Курий ушел; гладиатор взглянул насмешливо на своего невольника и громко расхохотался.
— Что ж ты стоишь, точно к смерти приговоренный? — сказал он, — я люблю веселье, смех, всякие ловкие штуки… не. смей хмуриться!.. ты, должно быть, любил твоего прежнего господина, сладко тебе у него было, не так, как будет у меня.
— Не сладко мне жилось, господин.
— Ты, верно, жернова вертел на ручной мельнице или мешки с мукой таскал день и ночь, что так изнурился.
— Я с утра ничего не ел, и рука у меня болит.
— Много рабов у твоего господина, оттого он и мучил тебя. Кто он был? не лги!
— Кто он был?!.. лгать тебе боюсь, а правде ты не поверишь… я не раб; я — слуга из пролетариев.
— Ты служил за долги? кому?
— Ах!.. Люцию-Катилине.
— Самому Вельзевулу, как называет его Мелхола. Плохо было бы Курию, если б он продал тебя не мне!.. с зарей в путь!.. ему и мне будет плохо, если Катилина узнает о краже. Ты не привык есть лебедей и страусов с испанскими артишоками?
— Если б ты дал мне сухарь, я благословил бы тебя от всей души, и еще… пить, господин… умираю!.. хоть каплю воды!
Гладиатор дал ему лепешку из своей сумки и налил немного вина с водой. Невольник утолил свою жажду и голод.

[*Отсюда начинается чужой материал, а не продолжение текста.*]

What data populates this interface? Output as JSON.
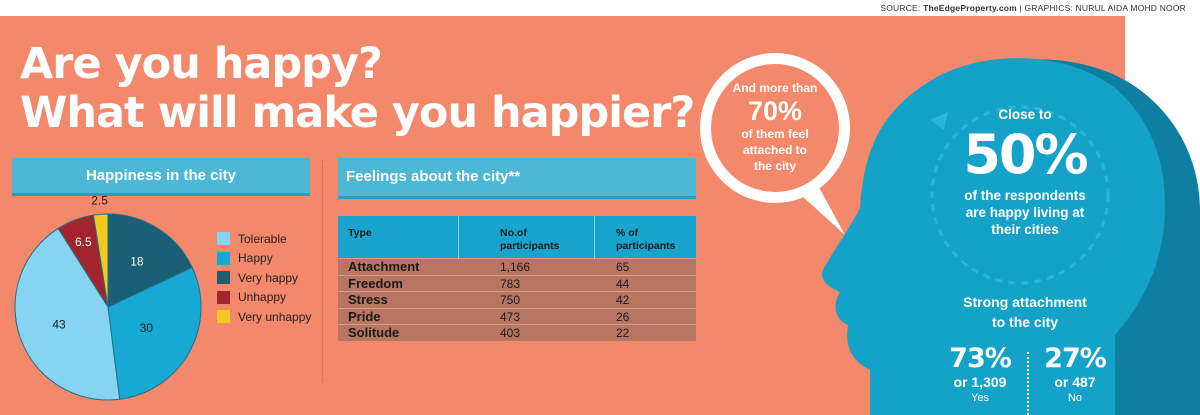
{
  "credit": {
    "source_prefix": "SOURCE: ",
    "source": "TheEdgeProperty.com",
    "graphics": " | GRAPHICS: NURUL AIDA MOHD NOOR"
  },
  "headline": {
    "line1": "Are you happy?",
    "line2": "What will make you happier?"
  },
  "pie_section": {
    "title": "Happiness in the city"
  },
  "feelings_section": {
    "title": "Feelings about the city**"
  },
  "chart_data": [
    {
      "type": "pie",
      "title": "Happiness in the city",
      "labels": [
        "Tolerable",
        "Happy",
        "Very happy",
        "Unhappy",
        "Very unhappy"
      ],
      "values": [
        43,
        30,
        18,
        6.5,
        2.5
      ],
      "value_labels": [
        "43",
        "30",
        "18",
        "6.5",
        "2.5"
      ],
      "colors": [
        "#87d3f2",
        "#17a8d4",
        "#1a5f74",
        "#a3242c",
        "#f4c81e"
      ],
      "legend": "right"
    },
    {
      "type": "table",
      "title": "Feelings about the city**",
      "columns": [
        "Type",
        "No.of participants",
        "% of participants"
      ],
      "rows": [
        {
          "type": "Attachment",
          "count": "1,166",
          "percent": "65"
        },
        {
          "type": "Freedom",
          "count": "783",
          "percent": "44"
        },
        {
          "type": "Stress",
          "count": "750",
          "percent": "42"
        },
        {
          "type": "Pride",
          "count": "473",
          "percent": "26"
        },
        {
          "type": "Solitude",
          "count": "403",
          "percent": "22"
        }
      ]
    }
  ],
  "table_headers": {
    "type": "Type",
    "count_line1": "No.of",
    "count_line2": "participants",
    "percent_line1": "% of",
    "percent_line2": "participants"
  },
  "bubble": {
    "line1": "And more than",
    "big": "70%",
    "line2": "of them feel",
    "line3": "attached to",
    "line4": "the city"
  },
  "head": {
    "line1": "Close to",
    "big": "50%",
    "line2": "of the respondents",
    "line3": "are happy living at",
    "line4": "their cities",
    "attachment_title1": "Strong attachment",
    "attachment_title2": "to the city",
    "yes_big": "73%",
    "yes_sub": "or 1,309",
    "yes_label": "Yes",
    "no_big": "27%",
    "no_sub": "or 487",
    "no_label": "No"
  },
  "colors": {
    "background": "#f3886a",
    "accent": "#4db8d6",
    "head": "#15a2c8",
    "head_shadow": "#0f7fa1"
  }
}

— Сам я из рабов, а стал господином, — сказал гладиатор, расхохотавшись громче прежнего, — не умею обращаться с тобой, Нарцисс!.. боюсь, что возьму тебя за руку дружески да и переломлю ее, как палку. Ты, страдая, плачешь, а я, страдая, хохочу. Иди за мной!
Он привел невольника в отдаленную комнату дома, меблированную просто, но с удобствами. Там было тепло и сухо; на мягком ложе была готова постель для случайного постояльца, желающего скрыться в этот тайник: перед низеньким диваном, покрытым коврами, стоял стол.